Thursday, July 29, 2010

Lemming Tracks: Erin Andrews, Policing the Internet, and Power to the People

"ESPN's Erin Andrews: 'No One Is Policing' Internet, Which 'Needs to be Regulated' "
CNS News (July 29, 2010)

"ESPN reporter Erin Andrews, a victim of stalking, appeared with members of Congress on Tuesday to announce the proposed 'STALKERS Act.' Andrews -- whose stalker posted a video online that he had secretly recorded of her nude in a hotel room – told CNSNews.com that 'no one is policing' the Internet and it 'needs to be regulated.'

" 'It needs to be regulated. It's not. I mean, that's the bottom line. It needs to be regulated. There's no policing of it,” Andrews told CNSNews.com after the press conference on Capitol Hill.

"CNSNews.com also asked Andrews if the government should monitor content on certain Web sites.

"She said, 'If somebody could think of something, I mean, they'd be a hero because, you know, there's just a lot of stuff that needs to be policed; that needs to be looked at. No one's held accountable for what they put on the Internet.'..."

First of all, I think that what was done to Erin Andrews was wrong. It wasn't right. The fellow shouldn't have done what he did.

Stalking isn't nice. People shouldn't do it.

Erin Andrews is quite understandably upset.

Rescuing a Spunky Girl Reporter, Controlling What We Say Online

There's a distinction between stalking, what was done to Erin Andrews: and posting something on your blog that the establishment doesn't like.
The Sixties, the Establishment, and - Finally - Power to the People
If "the establishment" sounds terribly sixties, I'm not surprised. It's closely associated with peace protests, flower power, and kids who didn't like gray flannel suits.

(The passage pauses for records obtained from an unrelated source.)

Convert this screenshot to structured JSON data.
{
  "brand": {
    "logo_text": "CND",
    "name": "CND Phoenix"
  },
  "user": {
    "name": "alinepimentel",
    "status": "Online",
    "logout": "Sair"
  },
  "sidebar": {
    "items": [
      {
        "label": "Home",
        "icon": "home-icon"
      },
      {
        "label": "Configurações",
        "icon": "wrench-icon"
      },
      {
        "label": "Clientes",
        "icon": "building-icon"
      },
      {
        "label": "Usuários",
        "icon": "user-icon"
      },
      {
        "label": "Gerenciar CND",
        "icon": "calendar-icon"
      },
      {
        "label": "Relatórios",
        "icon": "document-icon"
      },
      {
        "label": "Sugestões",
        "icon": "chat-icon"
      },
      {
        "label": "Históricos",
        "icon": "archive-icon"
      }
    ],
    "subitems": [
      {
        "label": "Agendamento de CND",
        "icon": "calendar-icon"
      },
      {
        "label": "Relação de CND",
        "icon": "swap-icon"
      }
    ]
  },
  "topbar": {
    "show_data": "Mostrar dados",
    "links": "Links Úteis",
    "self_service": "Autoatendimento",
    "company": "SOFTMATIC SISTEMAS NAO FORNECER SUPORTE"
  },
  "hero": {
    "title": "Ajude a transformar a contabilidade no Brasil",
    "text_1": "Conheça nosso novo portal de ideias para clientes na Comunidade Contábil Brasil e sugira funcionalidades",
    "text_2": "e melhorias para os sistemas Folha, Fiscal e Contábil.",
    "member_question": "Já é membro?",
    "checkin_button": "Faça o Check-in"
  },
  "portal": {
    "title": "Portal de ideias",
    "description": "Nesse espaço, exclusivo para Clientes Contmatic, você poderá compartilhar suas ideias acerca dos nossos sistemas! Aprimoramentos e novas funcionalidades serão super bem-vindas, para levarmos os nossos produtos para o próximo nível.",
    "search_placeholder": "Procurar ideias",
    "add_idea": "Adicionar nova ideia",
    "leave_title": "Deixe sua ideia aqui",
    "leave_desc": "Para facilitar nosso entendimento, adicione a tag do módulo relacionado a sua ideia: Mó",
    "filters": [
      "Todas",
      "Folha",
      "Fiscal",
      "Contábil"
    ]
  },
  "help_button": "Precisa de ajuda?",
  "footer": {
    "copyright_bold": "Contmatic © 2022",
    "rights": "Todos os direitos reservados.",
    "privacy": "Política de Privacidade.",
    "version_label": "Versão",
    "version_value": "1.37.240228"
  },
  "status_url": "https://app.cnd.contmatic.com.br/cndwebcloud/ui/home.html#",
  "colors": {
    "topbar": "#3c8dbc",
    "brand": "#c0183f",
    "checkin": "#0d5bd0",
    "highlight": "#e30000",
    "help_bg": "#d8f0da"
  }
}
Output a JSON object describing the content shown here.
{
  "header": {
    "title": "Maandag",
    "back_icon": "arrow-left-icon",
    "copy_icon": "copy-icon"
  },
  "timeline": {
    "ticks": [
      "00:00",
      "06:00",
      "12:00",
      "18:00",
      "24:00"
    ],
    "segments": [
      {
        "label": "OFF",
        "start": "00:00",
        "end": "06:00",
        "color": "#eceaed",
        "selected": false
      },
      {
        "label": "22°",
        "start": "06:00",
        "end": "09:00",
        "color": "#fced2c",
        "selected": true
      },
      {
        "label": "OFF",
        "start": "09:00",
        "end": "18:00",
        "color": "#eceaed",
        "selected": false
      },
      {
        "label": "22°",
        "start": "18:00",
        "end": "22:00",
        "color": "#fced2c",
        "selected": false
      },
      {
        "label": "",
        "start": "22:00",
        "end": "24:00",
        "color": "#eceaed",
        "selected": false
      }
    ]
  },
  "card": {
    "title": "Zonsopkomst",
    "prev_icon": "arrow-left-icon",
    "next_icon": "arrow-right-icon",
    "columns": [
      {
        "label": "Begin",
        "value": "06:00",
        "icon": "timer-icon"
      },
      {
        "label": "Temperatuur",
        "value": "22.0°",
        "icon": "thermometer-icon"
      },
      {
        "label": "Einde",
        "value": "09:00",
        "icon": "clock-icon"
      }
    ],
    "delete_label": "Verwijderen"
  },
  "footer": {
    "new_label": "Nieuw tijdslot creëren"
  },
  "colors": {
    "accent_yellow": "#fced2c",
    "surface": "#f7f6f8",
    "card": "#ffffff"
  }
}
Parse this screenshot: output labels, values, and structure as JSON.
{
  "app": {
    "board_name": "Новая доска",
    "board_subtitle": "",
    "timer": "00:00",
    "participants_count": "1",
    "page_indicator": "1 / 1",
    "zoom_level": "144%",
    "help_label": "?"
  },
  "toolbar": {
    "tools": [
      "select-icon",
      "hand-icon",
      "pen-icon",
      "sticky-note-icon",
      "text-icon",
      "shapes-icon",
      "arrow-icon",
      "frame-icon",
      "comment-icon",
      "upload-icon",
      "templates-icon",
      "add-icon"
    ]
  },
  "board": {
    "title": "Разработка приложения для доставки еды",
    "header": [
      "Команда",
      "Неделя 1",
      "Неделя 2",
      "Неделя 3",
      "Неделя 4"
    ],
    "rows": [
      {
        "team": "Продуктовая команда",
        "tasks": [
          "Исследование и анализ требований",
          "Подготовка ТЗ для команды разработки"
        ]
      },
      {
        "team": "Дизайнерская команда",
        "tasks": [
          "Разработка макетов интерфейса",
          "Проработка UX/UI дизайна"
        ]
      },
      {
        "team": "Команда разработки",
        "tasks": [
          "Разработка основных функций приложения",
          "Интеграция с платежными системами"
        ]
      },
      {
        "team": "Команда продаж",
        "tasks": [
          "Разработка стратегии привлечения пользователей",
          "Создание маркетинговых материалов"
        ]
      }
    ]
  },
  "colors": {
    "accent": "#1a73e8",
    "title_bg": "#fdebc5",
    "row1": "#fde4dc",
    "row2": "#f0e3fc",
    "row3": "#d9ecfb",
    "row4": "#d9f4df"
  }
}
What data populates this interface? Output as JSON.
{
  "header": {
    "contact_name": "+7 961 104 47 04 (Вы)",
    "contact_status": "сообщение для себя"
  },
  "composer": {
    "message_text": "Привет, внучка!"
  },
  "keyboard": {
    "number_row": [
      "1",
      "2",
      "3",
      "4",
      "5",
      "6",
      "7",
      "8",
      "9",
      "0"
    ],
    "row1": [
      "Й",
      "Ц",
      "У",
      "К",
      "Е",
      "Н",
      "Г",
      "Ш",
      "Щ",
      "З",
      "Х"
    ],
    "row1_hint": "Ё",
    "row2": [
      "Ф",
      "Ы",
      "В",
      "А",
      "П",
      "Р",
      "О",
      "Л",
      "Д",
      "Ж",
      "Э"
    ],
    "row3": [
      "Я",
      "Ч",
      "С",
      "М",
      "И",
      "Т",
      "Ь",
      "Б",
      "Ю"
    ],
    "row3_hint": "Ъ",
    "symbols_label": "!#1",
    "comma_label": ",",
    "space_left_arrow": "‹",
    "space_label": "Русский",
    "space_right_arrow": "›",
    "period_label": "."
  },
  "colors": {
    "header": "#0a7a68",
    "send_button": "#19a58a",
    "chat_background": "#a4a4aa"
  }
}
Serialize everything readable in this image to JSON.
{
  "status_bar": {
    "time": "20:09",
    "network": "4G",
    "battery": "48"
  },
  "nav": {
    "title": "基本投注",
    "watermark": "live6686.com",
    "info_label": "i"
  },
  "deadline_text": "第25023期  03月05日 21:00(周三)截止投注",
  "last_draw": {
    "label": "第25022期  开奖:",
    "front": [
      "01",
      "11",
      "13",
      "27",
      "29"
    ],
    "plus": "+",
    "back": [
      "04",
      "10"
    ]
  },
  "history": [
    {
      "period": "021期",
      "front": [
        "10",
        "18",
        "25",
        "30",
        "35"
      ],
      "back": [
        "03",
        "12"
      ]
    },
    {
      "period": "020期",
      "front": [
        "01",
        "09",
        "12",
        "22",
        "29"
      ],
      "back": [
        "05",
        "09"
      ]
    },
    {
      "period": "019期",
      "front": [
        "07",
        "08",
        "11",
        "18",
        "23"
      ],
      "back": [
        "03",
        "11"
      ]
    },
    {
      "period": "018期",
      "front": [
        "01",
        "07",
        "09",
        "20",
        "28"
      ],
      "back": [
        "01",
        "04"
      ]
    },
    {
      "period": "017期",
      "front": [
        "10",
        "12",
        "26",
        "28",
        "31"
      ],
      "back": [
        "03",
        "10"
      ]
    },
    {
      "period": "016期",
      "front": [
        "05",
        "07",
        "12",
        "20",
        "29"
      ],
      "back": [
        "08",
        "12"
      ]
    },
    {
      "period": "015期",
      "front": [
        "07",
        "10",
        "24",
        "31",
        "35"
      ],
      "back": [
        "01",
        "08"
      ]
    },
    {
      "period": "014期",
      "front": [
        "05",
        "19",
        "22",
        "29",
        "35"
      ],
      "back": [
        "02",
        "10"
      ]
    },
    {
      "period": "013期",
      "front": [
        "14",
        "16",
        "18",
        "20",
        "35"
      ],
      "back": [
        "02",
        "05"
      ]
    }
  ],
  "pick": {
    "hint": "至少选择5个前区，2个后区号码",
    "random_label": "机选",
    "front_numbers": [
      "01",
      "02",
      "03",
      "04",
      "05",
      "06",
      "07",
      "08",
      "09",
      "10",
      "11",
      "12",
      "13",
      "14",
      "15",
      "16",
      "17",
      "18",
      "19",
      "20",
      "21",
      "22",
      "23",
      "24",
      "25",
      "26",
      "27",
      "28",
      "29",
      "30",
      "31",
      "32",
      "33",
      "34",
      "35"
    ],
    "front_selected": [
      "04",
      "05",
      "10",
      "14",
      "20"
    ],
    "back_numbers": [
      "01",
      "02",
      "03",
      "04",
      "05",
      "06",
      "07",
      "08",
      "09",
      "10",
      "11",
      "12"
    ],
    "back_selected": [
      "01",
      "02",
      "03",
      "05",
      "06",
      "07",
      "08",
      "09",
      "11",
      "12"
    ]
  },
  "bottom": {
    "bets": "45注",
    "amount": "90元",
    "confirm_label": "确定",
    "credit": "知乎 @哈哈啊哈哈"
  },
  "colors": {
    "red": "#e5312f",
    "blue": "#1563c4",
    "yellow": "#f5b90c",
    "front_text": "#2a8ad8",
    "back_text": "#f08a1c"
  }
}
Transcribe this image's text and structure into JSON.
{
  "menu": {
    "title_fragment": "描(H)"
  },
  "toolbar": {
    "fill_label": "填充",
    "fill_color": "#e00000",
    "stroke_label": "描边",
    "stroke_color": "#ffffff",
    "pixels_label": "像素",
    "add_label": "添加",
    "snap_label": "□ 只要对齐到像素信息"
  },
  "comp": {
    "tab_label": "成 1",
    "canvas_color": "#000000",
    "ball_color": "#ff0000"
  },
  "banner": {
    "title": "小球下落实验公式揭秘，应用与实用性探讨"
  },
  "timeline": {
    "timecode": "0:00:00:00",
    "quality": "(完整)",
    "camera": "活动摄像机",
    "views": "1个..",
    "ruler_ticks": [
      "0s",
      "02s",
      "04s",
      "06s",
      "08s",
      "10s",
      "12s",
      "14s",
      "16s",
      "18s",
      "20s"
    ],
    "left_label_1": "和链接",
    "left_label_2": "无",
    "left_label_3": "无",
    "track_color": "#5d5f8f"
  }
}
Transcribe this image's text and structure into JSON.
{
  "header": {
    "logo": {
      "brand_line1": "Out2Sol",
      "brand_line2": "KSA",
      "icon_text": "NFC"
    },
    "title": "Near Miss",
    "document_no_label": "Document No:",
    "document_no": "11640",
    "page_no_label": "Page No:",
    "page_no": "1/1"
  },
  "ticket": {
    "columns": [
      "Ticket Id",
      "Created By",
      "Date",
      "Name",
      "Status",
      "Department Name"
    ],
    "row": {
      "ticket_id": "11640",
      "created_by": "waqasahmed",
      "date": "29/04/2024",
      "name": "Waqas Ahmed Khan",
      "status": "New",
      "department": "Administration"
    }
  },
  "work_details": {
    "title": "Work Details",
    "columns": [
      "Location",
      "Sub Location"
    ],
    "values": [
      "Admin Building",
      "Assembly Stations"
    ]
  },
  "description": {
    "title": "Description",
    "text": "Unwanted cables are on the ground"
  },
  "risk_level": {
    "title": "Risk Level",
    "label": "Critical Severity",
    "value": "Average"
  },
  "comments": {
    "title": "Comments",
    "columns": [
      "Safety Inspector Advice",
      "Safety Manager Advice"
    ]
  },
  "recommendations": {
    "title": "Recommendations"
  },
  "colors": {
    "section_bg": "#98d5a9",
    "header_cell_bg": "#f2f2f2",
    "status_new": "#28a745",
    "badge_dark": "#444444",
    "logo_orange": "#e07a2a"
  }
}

I was there, and there was a - shall we say certain coolness? - between the folks who were perfectly content with being in charge and having things pretty much their way, and the rest of us.

After a half-century, a fair number of the screaming kids now wear three-piece suits and are solidly "establishment" themselves. And that's almost another topic.

Not quite, though, because the folks in charge today still get annoyed when everybody doesn't agree with them. They're particularly ticked off when somebody has the effrontery (from their point of view) to criticize their policies in public.

It's easy to see disagreement as a threat. I remember the trailing edge of America's McCarthyism, I endured the years when political correctness was in bloom - and I'm very concerned about efforts to "protect" people from those bad guys on the Internet.

You know, the ones who don't agree with the establishment.

I've discussed this in other blogs:Bottom line?

I think freedom of expression is important.

I also think freedom of expression is important for people who don't fully support the views of whoever is in charge at the moment.

Ready access to the Internet has given people who aren't part of the established order the power to speak their minds, be heard - and maybe make a difference.

That, finally, is real "power to the people."

'Something's Gotta Be Done' - But 'Be Careful What You Wish For'

I agree that enforcement of 'stalking laws' and the emerging sanctions against producers of malware is somewhere between inadequate - and a sick joke.

But I am very concerned about emotional pleas to regulate what people do online.

Remember, I think that stalking isn't nice and that people shouldn't do it.

This isn't about stalking.

I think that "freedom of expression" is useless, if the only people you're allowed to communicate with are the ones within a few yards of you.

Today, you can get your message published, even if you're not a member of Congress. You don't need to have a personal relationship with the editor of a major metropolitan newspaper, or be best-buds with a network executive.

You don't even need to have the wealth it takes to buy advertising space on a national network, or buy a publishing house.

Most importantly, you can get your message out: even if you don't support today's establishment, and their policies.

All it takes is time at a keyboard, and access to the Internet.

Today.

I agree that attractive young women in high-profile careers should be allowed to express their opinions.

I also think that the rest of us should be allowed to express our opinions.

'First They Came for the Jews/Socialists/Communists...'

Martin Niemöller's poem has been re-written enough times. You've probably heard or read at least one version of it. (December 11, 2009))

Yes, online behavior "needs to be regulated." To the extent that we need to have sanctions against people who take inappropriate pictures of Erin Andrews and others in her position.

I hope, sincerely, that Erin's emotional plea doesn't lead to the rest of us losing our freedom to say things that the powers-that-be don't like.

2 comments:

Brigid said...

Missing an article: "not member of Congress"

The Friendly Neighborhood Proofreader

Brian, aka Aluwir, aka Norski said...

Brigid,

Thanks! (This, from someone who insists that he grew up speaking contemporary English?)